Dinno Baskoro, Jurnalis · Selasa 25 Oktober 2016 14:54 WIB
https: img.okezone.com content 2016 10 25 481 1523940 akhirnya-menkes-tanggapi-aksi-demonstrasi-dokter-soal-dlp-RS5qK2aeyv.jpg Menteri Kesehatan RI, Prof Nilla F Moeloek (Foto: Okezone)

AKHIRNYA Menteri kesehatan RI, Nila Moeloek angka bicara terkait kebijakan program studi Dokter Layanan Primer (DLP) yang dikritisi anggota Ikatan Dokter Indonesia (IDI) saat demonstrasi kemarin.

Pada dasarnya, program studi DLP dibentuk tak hanya untuk meningkatkan kompetensi dokter di Fasilitas Kesehatan Tingkat Pertama (FKTP). Tapi DLP dibentuk juga untuk memperbaiki pelayanan kesehatan masyarakat dalam mengurangi jumlah rujukan ke rumah sakit.
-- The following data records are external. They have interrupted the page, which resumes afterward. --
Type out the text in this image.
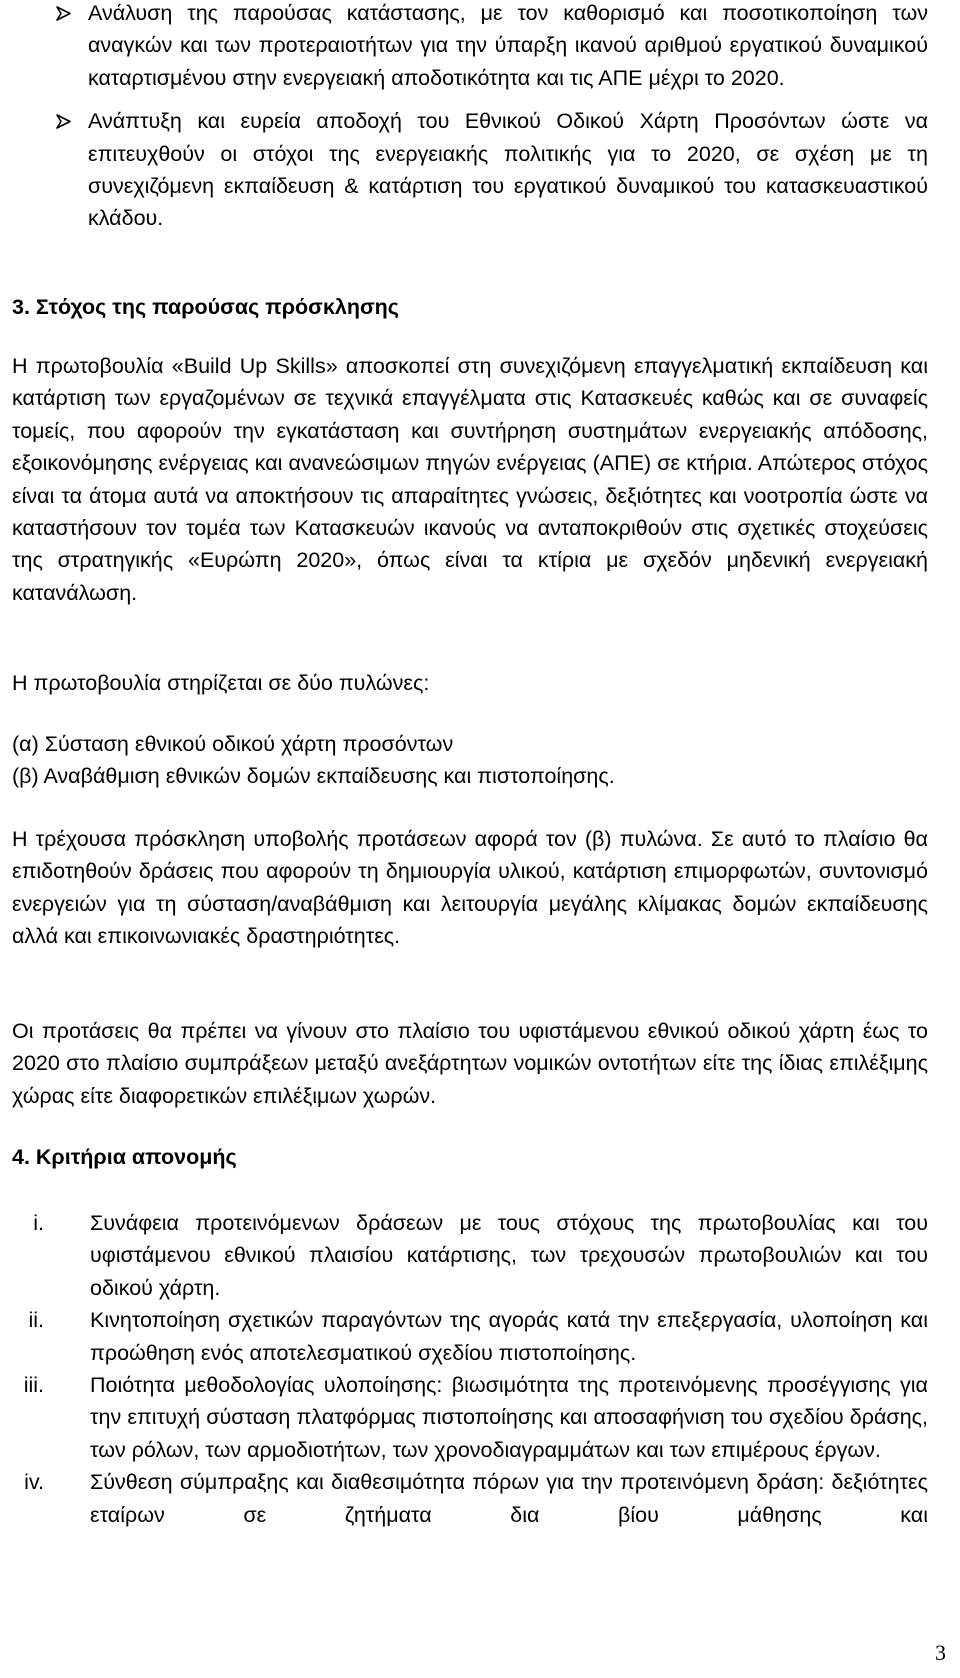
Ανάλυση της παρούσας κατάστασης, με τον καθορισμό και ποσοτικοποίηση των αναγκών και των προτεραιοτήτων για την ύπαρξη ικανού αριθμού εργατικού δυναμικού καταρτισμένου στην ενεργειακή αποδοτικότητα και τις ΑΠΕ μέχρι το 2020.
Ανάπτυξη και ευρεία αποδοχή του Εθνικού Οδικού Χάρτη Προσόντων ώστε να επιτευχθούν οι στόχοι της ενεργειακής πολιτικής για το 2020, σε σχέση με τη συνεχιζόμενη εκπαίδευση & κατάρτιση του εργατικού δυναμικού του κατασκευαστικού κλάδου.
3. Στόχος της παρούσας πρόσκλησης
Η πρωτοβουλία «Build Up Skills» αποσκοπεί στη συνεχιζόμενη επαγγελματική εκπαίδευση και κατάρτιση των εργαζομένων σε τεχνικά επαγγέλματα στις Κατασκευές καθώς και σε συναφείς τομείς, που αφορούν την εγκατάσταση και συντήρηση συστημάτων ενεργειακής απόδοσης, εξοικονόμησης ενέργειας και ανανεώσιμων πηγών ενέργειας (ΑΠΕ) σε κτήρια. Απώτερος στόχος είναι τα άτομα αυτά να αποκτήσουν τις απαραίτητες γνώσεις, δεξιότητες και νοοτροπία ώστε να καταστήσουν τον τομέα των Κατασκευών ικανούς να ανταποκριθούν στις σχετικές στοχεύσεις της στρατηγικής «Ευρώπη 2020», όπως είναι τα κτίρια με σχεδόν μηδενική ενεργειακή κατανάλωση.
Η πρωτοβουλία στηρίζεται σε δύο πυλώνες:
(α) Σύσταση εθνικού οδικού χάρτη προσόντων
(β) Αναβάθμιση εθνικών δομών εκπαίδευσης και πιστοποίησης.
Η τρέχουσα πρόσκληση υποβολής προτάσεων αφορά τον (β) πυλώνα. Σε αυτό το πλαίσιο θα επιδοτηθούν δράσεις που αφορούν τη δημιουργία υλικού, κατάρτιση επιμορφωτών, συντονισμό ενεργειών για τη σύσταση/αναβάθμιση και λειτουργία μεγάλης κλίμακας δομών εκπαίδευσης αλλά και επικοινωνιακές δραστηριότητες.
Οι προτάσεις θα πρέπει να γίνουν στο πλαίσιο του υφιστάμενου εθνικού οδικού χάρτη έως το 2020 στο πλαίσιο συμπράξεων μεταξύ ανεξάρτητων νομικών οντοτήτων είτε της ίδιας επιλέξιμης χώρας είτε διαφορετικών επιλέξιμων χωρών.
4. Κριτήρια απονομής
i. Συνάφεια προτεινόμενων δράσεων με τους στόχους της πρωτοβουλίας και του υφιστάμενου εθνικού πλαισίου κατάρτισης, των τρεχουσών πρωτοβουλιών και του οδικού χάρτη.
ii. Κινητοποίηση σχετικών παραγόντων της αγοράς κατά την επεξεργασία, υλοποίηση και προώθηση ενός αποτελεσματικού σχεδίου πιστοποίησης.
iii. Ποιότητα μεθοδολογίας υλοποίησης: βιωσιμότητα της προτεινόμενης προσέγγισης για την επιτυχή σύσταση πλατφόρμας πιστοποίησης και αποσαφήνιση του σχεδίου δράσης, των ρόλων, των αρμοδιοτήτων, των χρονοδιαγραμμάτων και των επιμέρους έργων.
iv. Σύνθεση σύμπραξης και διαθεσιμότητα πόρων για την προτεινόμενη δράση: δεξιότητες εταίρων σε ζητήματα δια βίου μάθησης και
3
Seperti diketahui, angka rujukan dari FKTP ke rumah sakit saat ini terus meningkat dan menjadi satu alasan BPJS merugi. Hal tersebut disebabkan oleh beberapa faktor, di antaranya keterbatasan fasilitas kesehatan pendukung, kondisi penyakit yang diderita pasien hingga kompetensi dokter dalam penanganan pasien di FKTP.
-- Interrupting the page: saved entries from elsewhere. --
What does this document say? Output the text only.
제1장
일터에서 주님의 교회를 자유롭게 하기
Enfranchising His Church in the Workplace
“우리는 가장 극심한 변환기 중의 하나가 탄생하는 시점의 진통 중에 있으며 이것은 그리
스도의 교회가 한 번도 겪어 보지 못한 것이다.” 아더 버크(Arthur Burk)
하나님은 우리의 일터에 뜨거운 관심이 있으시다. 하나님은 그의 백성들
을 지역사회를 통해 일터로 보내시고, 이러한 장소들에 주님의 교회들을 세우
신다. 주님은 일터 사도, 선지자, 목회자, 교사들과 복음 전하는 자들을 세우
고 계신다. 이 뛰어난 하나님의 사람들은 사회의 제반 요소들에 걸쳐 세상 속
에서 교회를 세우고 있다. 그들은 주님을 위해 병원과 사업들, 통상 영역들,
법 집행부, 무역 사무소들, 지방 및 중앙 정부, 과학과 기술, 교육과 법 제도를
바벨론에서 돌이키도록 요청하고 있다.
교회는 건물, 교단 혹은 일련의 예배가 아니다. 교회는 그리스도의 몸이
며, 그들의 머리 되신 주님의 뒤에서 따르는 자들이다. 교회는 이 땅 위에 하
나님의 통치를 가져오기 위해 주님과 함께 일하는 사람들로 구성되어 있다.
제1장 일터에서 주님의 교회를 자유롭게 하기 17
Bagi pemerintah, program studi DLP dianggap mampu menekan angka rujukan tersebut dengan meningkatkan kompetensi dokter. Rencananya, dokter layanan primer diharapkan menjadi gawang dalam penanganan berbagai penyakit untuk mengurangi angka rujukan tersebut.

"DLP ini ada di sistem UU pendidikan kedokteran yang sudah diberlakukan. Kami sebagai pemerintah harus tetap menjalankan. Karena jika melihat konten dari DLP, ini adalah unit layanan primer di mana sistem rujukan berlaku dan jangan sampai bablas, kejadian lagi BPJS kelimpungan," jelas Menkes di Gedung Kementerian Kesehatan, Jakarta, Selasa (25/10/2016).

Lebih lanjut, mengingat kebijakan DLP ini termasuk dalam bagian undang-undang pendidikan kedokteran, lantas bagaimana dengan tuntutan IDI saat demonstrasi kemarin yang menginginkan pembatalan DLP?

Ketika ditanya awak media mengenai tanggapannya, haruskah IDI tetap mengikuti kebijakan tersebut? Menurut Menkes, IDI harus tetap mengikuti kebijakan tersebut.

"Ya iya, silahkan saja dituntut undang-undangnya. Kan itu undang-undang," pungkas Menkes.